Infine, per ciò che riguarda le emissioni inquinanti, cioè le emissioni di gas serra, per l'Italia il dato complessivo di tali emissioni ammonta a circa 470 milioni di tonnellate di anidride carbonica (CO2) equivalente. Di queste, 174 milioni circa sono prodotte nelle centrali termoelettriche per la produzione di energia elettrica da combustibile fossile (petrolio, carbone, metano, ecc.). Infatti, la produzione termoelettrica annuale è di 242 miliardi di kWh e l'emissione specifica in tali centrali è pari a 725 grammi (circa) di anidride carbonica equivalente per ciascun kWh elettrico prodotto. Ciò significa che gli ipotetici 10 miliardi di kWh eolici ottenibili in Italia sarebbero in grado di far risparmiare circa 7,3 milioni di tonnellate di CO2 equivalente, pari all'1,55% dell'emissione totale di gas-serra in Italia. Una quantità minima, se si pensa che è praticamente uguale all'incremento di tali emissioni che si registra in Italia in un solo anno!

In conclusione, da un lato della bilancia sta l'occupazione e la trasformazione in ambiti industriali di vaste zone di territorio prezioso dal punto di vista paesaggistico ed ambientale (5.000 aerogeneratori da 1 MW, con diametro del rotore di circa 60 m, se collocati sull'Appennino in linee a schiera continua, occuperebbero con 4 o 5 linee parallele dispiegate sui crinali senza interruzione un arco di 500 km, cioè l'intera dorsale appenninica centromeridionale, dai Monti Sibillini al massiccio del Pollino), dall'altro lato della bilancia sta l'esiguità del risultato energetico conseguito: tra l'1 e il 2% del fabbisogno totale italiano.

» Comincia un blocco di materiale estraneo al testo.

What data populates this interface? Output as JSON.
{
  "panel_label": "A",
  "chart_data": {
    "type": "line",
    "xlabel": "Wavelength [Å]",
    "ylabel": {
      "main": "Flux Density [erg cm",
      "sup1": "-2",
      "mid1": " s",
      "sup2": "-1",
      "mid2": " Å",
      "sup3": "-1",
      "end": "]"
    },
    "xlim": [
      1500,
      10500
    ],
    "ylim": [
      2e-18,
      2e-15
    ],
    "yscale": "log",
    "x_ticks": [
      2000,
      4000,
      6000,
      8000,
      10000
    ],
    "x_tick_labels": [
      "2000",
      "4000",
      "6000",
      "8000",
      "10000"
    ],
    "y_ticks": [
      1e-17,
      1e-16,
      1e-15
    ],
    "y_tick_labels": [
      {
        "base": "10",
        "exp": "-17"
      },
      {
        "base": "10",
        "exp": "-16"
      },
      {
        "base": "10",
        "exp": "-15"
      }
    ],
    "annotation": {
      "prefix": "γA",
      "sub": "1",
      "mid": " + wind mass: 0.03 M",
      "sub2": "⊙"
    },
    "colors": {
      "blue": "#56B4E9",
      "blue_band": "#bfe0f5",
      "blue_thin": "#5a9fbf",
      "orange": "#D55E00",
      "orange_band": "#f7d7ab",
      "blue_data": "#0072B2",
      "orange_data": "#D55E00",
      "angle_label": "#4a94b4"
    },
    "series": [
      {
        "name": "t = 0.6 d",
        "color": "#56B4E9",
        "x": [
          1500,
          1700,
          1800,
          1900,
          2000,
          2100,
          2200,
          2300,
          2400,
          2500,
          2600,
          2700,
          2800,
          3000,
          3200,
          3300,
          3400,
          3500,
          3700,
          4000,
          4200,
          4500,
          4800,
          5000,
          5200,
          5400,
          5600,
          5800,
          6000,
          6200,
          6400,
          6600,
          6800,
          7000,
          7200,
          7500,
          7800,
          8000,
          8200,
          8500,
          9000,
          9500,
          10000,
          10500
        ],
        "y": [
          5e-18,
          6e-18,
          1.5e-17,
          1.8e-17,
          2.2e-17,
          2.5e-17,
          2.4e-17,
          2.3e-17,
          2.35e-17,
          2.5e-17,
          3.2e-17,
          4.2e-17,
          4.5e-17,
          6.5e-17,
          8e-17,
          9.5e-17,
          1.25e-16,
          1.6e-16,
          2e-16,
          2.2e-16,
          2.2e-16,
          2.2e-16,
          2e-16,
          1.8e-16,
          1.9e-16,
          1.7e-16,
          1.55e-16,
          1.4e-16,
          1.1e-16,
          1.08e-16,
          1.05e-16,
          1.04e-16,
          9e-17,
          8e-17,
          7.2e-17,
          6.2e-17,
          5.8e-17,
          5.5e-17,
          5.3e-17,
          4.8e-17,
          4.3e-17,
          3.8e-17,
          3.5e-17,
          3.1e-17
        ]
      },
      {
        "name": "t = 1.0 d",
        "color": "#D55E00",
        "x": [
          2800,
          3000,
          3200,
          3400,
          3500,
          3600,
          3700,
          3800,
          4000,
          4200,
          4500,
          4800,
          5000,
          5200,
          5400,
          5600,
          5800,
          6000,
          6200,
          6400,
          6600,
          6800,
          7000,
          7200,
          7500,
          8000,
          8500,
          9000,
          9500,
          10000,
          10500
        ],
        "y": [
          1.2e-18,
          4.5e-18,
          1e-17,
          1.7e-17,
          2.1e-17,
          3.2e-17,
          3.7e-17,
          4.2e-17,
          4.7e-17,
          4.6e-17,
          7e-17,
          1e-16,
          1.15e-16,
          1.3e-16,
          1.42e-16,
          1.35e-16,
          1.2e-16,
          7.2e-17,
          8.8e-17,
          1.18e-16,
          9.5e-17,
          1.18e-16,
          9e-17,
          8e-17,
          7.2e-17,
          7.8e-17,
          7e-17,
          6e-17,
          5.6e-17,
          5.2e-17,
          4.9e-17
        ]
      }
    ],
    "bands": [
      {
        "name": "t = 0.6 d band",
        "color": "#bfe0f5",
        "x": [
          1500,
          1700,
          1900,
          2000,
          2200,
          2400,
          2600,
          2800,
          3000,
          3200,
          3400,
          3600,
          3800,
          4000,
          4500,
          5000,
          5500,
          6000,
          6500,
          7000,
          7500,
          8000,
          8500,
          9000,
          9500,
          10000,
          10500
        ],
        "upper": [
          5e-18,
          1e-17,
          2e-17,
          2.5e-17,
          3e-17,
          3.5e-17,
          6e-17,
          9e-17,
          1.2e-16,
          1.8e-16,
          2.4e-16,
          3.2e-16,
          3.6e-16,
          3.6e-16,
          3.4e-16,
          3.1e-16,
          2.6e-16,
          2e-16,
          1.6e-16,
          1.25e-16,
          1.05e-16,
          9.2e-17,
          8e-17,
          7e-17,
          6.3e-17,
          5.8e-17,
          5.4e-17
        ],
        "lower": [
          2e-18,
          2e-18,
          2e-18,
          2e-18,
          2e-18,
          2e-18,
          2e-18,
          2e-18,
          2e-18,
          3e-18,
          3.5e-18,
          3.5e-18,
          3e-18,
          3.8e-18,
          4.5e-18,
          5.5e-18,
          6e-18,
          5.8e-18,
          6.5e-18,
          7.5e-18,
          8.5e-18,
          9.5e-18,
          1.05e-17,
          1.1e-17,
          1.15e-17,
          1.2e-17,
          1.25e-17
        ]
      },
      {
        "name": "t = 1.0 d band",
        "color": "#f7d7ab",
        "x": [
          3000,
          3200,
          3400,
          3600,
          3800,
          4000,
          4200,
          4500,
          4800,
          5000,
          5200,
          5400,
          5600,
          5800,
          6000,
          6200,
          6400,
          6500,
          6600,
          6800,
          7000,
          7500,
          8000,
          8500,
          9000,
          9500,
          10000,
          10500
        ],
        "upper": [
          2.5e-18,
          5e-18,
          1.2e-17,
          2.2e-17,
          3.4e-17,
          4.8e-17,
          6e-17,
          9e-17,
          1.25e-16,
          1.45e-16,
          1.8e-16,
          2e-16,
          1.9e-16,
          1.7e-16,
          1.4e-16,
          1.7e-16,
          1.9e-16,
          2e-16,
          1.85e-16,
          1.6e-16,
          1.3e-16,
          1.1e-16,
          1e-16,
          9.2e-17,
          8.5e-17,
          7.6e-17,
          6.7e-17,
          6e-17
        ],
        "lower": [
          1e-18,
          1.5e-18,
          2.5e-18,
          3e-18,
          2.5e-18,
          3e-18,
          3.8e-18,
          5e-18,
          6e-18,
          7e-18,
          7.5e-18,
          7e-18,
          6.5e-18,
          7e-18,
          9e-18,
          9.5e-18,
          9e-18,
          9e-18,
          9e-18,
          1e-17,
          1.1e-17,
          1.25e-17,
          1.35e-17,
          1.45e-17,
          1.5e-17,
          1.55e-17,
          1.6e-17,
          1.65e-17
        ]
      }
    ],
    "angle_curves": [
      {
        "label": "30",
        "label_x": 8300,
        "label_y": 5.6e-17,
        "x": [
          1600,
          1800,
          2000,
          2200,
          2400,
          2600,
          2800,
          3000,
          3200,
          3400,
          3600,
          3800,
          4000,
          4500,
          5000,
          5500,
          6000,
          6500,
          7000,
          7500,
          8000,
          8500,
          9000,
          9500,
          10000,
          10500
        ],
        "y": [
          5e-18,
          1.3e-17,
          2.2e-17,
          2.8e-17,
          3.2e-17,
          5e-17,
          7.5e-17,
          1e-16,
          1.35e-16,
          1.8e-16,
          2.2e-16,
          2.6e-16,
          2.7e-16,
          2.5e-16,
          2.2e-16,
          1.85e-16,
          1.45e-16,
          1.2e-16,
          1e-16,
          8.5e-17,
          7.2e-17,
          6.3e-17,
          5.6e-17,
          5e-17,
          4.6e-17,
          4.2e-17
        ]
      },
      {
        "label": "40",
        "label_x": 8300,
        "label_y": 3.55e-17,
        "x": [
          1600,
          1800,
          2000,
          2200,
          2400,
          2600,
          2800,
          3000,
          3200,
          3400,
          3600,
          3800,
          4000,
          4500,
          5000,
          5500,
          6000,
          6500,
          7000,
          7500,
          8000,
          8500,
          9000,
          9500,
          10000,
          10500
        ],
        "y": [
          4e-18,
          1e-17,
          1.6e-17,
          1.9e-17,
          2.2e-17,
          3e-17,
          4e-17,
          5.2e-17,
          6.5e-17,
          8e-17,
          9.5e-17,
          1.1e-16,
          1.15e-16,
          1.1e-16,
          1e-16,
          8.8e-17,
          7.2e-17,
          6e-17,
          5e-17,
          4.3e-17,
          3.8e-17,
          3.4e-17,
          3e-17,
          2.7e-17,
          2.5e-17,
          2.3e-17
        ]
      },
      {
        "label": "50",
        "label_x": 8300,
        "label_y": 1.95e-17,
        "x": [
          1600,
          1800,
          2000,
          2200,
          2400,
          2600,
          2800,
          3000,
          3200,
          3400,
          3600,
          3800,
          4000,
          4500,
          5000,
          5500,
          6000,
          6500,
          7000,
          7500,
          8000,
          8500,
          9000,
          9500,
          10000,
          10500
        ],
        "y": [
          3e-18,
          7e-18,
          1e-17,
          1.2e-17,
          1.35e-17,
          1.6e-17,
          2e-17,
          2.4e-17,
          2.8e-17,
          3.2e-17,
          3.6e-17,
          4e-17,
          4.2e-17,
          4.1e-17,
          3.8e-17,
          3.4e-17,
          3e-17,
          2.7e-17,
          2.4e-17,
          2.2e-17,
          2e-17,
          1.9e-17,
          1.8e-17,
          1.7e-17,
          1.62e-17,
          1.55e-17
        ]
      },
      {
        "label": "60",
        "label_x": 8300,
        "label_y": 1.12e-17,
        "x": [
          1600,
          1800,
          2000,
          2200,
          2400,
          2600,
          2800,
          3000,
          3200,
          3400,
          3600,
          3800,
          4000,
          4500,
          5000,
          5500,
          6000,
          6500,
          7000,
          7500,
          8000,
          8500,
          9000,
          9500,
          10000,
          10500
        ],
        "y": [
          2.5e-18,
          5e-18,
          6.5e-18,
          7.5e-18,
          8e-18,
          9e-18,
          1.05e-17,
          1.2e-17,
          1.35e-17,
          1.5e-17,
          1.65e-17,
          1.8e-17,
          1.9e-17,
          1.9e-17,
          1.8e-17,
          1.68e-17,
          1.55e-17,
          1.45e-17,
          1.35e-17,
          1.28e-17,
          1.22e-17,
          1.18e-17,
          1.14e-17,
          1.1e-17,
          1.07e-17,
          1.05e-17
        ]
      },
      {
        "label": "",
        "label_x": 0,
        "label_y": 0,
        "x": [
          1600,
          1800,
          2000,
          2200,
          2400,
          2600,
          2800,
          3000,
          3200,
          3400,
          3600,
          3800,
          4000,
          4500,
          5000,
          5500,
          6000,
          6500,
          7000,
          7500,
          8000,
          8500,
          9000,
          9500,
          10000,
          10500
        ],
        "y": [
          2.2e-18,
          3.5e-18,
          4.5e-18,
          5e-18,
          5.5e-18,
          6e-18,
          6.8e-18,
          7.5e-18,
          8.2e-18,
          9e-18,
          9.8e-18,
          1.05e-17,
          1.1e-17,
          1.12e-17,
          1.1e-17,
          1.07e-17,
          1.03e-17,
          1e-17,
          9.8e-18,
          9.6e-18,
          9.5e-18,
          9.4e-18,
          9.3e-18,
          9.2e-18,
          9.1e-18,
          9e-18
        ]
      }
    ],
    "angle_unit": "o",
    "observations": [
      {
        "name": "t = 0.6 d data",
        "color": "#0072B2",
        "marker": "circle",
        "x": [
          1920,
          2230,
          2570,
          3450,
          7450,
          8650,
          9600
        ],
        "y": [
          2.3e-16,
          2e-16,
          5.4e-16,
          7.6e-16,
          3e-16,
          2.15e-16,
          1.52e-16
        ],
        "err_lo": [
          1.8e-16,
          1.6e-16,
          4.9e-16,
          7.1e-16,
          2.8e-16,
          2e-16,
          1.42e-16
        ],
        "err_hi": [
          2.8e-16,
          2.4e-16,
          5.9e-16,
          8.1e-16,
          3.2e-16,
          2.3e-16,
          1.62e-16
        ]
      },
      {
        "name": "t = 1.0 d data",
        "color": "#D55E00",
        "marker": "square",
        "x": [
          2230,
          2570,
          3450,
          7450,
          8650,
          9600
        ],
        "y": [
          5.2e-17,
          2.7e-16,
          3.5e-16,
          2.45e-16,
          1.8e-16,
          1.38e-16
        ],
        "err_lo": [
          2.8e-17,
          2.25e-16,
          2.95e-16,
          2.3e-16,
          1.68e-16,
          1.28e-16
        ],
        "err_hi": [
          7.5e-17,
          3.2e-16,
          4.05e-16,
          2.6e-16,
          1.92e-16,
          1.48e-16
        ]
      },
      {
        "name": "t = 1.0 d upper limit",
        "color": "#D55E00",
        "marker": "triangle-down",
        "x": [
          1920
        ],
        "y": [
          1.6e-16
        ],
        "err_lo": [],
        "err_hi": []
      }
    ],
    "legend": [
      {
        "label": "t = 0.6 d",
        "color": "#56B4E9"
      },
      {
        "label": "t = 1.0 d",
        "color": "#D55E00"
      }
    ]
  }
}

Ci si chiede: "Il gioco vale la candela?" E' evidente che non può essere questa la strategia d'impiego delle fonti rinnovabili su larga scala ed è altrettanto evidente che la corsa all'eolico appare improvvisata e violenta, sia a fronte della complessità e della vastità della crisi climatica, sia in relazione ai danni ambientali e paesaggistici prodotti. Stiamo assistendo, ancora una volta, ad una drammatica aggressione al territorio italiano al di fuori di qualunque minima pianificazione territoriale e principio di tutela sia degli ambienti naturali, sia del patrimonio storico, paesaggistico e culturale. Una strategia adeguata alle problematiche presenti dovrebbe comprendere, invece, una maggiore attenzione alle altre tecnologie delle fonti rinnovabili (solare termico per il riscaldamento - panelli solari e fotovoltaico in primo luogo), i cui potenziali energetici sono molto più consistenti di quello eolico e il cui collocamento nel territorio è di gran lunga più compatibile dal punto di vista della conservazione dei beni ambientali e paesaggistici.

Il Comitato Nazionale del Paesaggio

Domanda massima richiesta alla rete elettrica nazionale: 52.000 MW.
Massima potenza elettrica eolica collegabile alla rete elettrica nazionale senza rischi di black-out, in base alle attuali conoscenze tecniche: 5.000 MW.

Produzione elettrica prevedibile di questa potenza eolica: 10 miliardi di kWh annui, pari al 3,3% circa del fabbisogno elettrico italiano annuo e all'1,1% circa del consumo energetico totale italiano annuo.

Quantità di CO2 equivalente che una produzione da fonte eolica di 10 miliardi di kWh annui può far risparmiare: 7,3 milioni di t. Attuale emissione annua italiana di CO2 equivalente: 470 milioni di t.